According to the Phoenix Affluent Marketing Service, which is this country's largest continuously fielded syndicated survey of affluent households in the U.S., some 42 percent of mass affluent households plan to make net increases to their portfolio in the next three months. This is an increase of 38 percent over the past year.

So, where's the money going?

Retirement accounts, says Phoenix, are where 70 percent are likely to increase positions followed by 62 percent in deposit accounts. Mutual funds account for 46 percent with stocks at 42 percent.

Interestingly enough, 53 percent of mass affluent consumers plan to make no net changes to their portfolios and only four percent say they are likely to make net decreases in the next three months.

What does this mean?

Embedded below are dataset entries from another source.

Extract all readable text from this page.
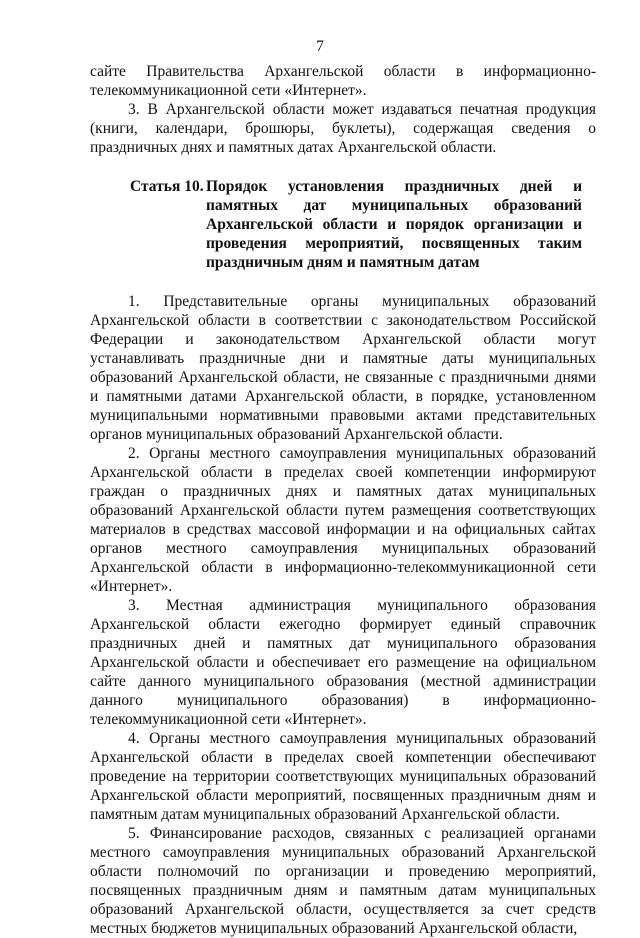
7

сайте Правительства Архангельской области в информационно-телекоммуникационной сети «Интернет».

3. В Архангельской области может издаваться печатная продукция (книги, календари, брошюры, буклеты), содержащая сведения о праздничных днях и памятных датах Архангельской области.

Статья 10. Порядок установления праздничных дней и памятных дат муниципальных образований Архангельской области и порядок организации и проведения мероприятий, посвященных таким праздничным дням и памятным датам

1. Представительные органы муниципальных образований Архангельской области в соответствии с законодательством Российской Федерации и законодательством Архангельской области могут устанавливать праздничные дни и памятные даты муниципальных образований Архангельской области, не связанные с праздничными днями и памятными датами Архангельской области, в порядке, установленном муниципальными нормативными правовыми актами представительных органов муниципальных образований Архангельской области.

2. Органы местного самоуправления муниципальных образований Архангельской области в пределах своей компетенции информируют граждан о праздничных днях и памятных датах муниципальных образований Архангельской области путем размещения соответствующих материалов в средствах массовой информации и на официальных сайтах органов местного самоуправления муниципальных образований Архангельской области в информационно-телекоммуникационной сети «Интернет».

3. Местная администрация муниципального образования Архангельской области ежегодно формирует единый справочник праздничных дней и памятных дат муниципального образования Архангельской области и обеспечивает его размещение на официальном сайте данного муниципального образования (местной администрации данного муниципального образования) в информационно-телекоммуникационной сети «Интернет».

4. Органы местного самоуправления муниципальных образований Архангельской области в пределах своей компетенции обеспечивают проведение на территории соответствующих муниципальных образований Архангельской области мероприятий, посвященных праздничным дням и памятным датам муниципальных образований Архангельской области.

5. Финансирование расходов, связанных с реализацией органами местного самоуправления муниципальных образований Архангельской области полномочий по организации и проведению мероприятий, посвященных праздничным дням и памятным датам муниципальных образований Архангельской области, осуществляется за счет средств местных бюджетов муниципальных образований Архангельской области,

David Thompson, vice president, affluent practice, at Phoenix Marketing International, says that affluent consumers are generally a highly risk averse group but are showing signs of confidence in the economy as they move their money back into the stock market. "This continued momentum is an excellent opportunity for financial planners to expand and diversify their customers' portfolios."

Incidentally, Phoenix tracks the percentage of affluent and high net worth consumers who anticipate making increases to various asset class categories. These include stocks, mutual funds, fixed income, real estate, business investments, and retirement accounts. The data is weighted to be representative of affluent households nationally. Translated, that means a minimum of $250,0000 in investable assets and/or $150,000 in household income.

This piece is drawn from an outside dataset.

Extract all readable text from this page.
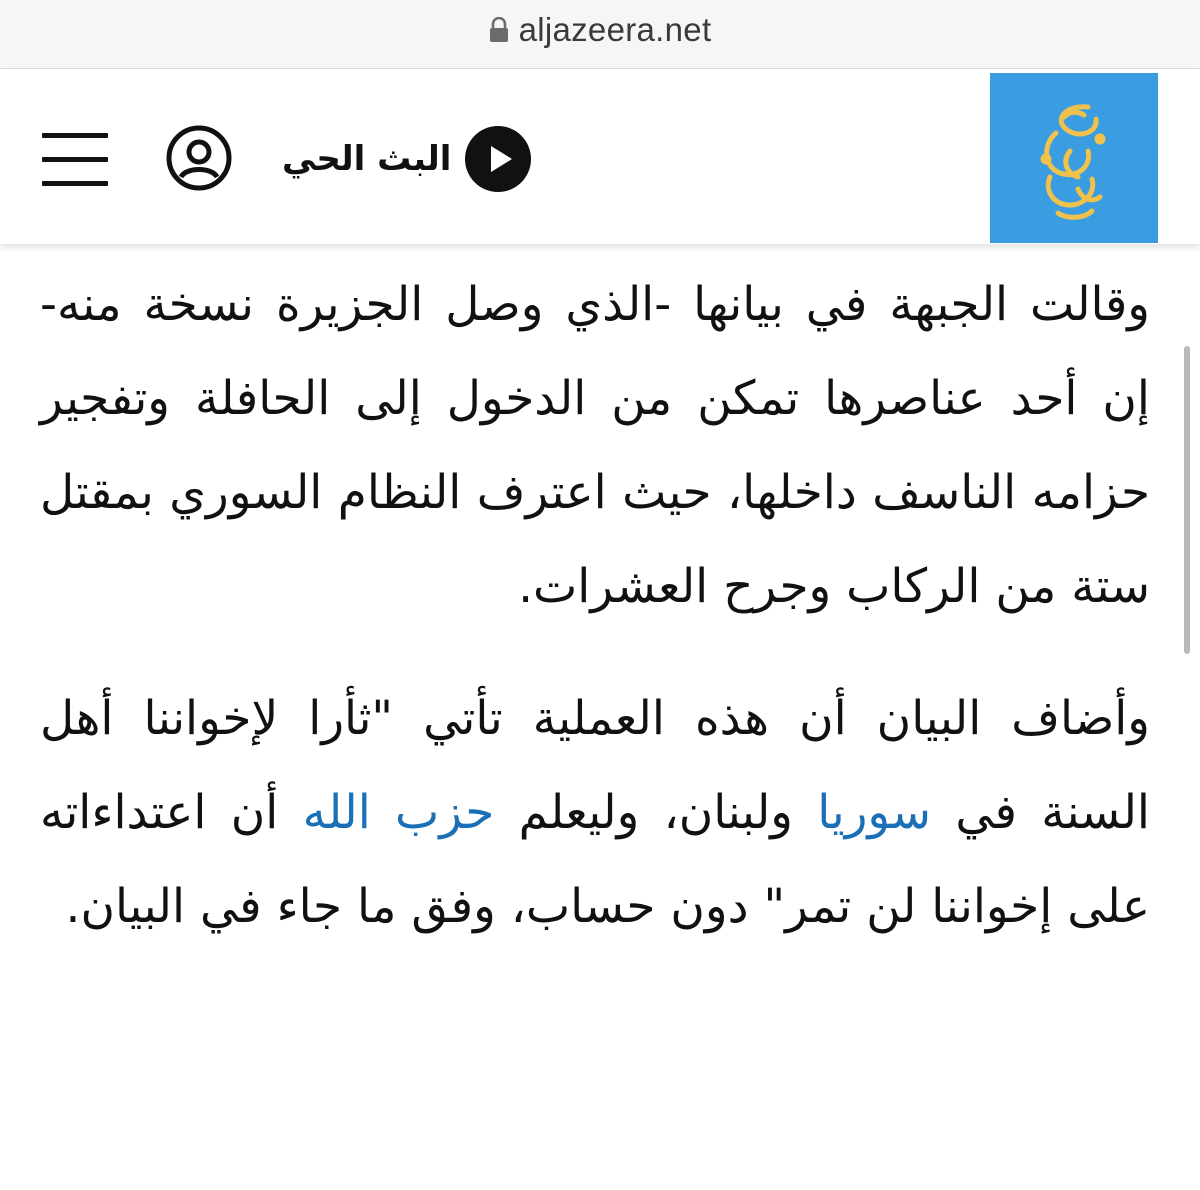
aljazeera.net
البث الحي

وقالت الجبهة في بيانها -الذي وصل الجزيرة نسخة منه- إن أحد عناصرها تمكن من الدخول إلى الحافلة وتفجير حزامه الناسف داخلها، حيث اعترف النظام السوري بمقتل ستة من الركاب وجرح العشرات.

وأضاف البيان أن هذه العملية تأتي "ثأرا لإخواننا أهل السنة في سوريا ولبنان، وليعلم حزب الله أن اعتداءاته على إخواننا لن تمر" دون حساب، وفق ما جاء في البيان.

The survey took in 1,100 affluent consumers regarding their plans to make changes to their investment portfolios over the next there months.

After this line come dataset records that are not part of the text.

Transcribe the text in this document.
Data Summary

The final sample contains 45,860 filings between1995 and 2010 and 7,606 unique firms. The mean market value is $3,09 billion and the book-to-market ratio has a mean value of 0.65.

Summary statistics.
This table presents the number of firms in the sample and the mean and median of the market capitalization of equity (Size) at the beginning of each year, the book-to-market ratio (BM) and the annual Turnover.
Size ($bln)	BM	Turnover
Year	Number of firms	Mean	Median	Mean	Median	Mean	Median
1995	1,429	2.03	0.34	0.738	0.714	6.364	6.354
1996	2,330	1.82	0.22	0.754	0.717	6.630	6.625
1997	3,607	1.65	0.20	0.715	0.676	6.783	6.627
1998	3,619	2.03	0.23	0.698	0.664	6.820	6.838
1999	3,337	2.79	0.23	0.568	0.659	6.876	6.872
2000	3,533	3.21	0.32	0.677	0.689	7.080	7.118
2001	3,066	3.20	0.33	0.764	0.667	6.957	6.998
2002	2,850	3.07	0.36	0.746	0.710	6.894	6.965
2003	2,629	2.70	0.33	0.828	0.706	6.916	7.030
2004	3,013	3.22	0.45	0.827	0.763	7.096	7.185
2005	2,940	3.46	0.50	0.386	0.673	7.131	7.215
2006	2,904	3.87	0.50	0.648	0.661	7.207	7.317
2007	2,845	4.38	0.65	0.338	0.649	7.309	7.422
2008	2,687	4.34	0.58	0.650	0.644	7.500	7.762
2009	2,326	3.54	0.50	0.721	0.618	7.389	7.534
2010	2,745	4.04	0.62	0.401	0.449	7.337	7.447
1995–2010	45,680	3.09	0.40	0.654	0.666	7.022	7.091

What's most fascinating is that there are some 23.6 million affluent households in the U.S., an increase of 19 percent over 2004. Affluent is defined as those having at least $250,000 in investable assets or $150,000 in income. The most robust growth last year occurred among so-called "mass affluent" households, those with between $250,000 and less than $1 million in investable assets. That market was up by 30 percent from the prior year.

Thompson notes, "Often, in the mainstream affluent market, there is a lag in growth or decline, as the effect of the stock market slowly moves households into or out of various wealth categories. We usually see more immediate gains or losses among higher net worth households, whose portfolios often have a higher risk profile and are therefore more reflexive of the moves of the market."

By the way, the number of millionaire households increased by 35 percent from mid-year 2003 to mid-year 2004. And it continues to grow.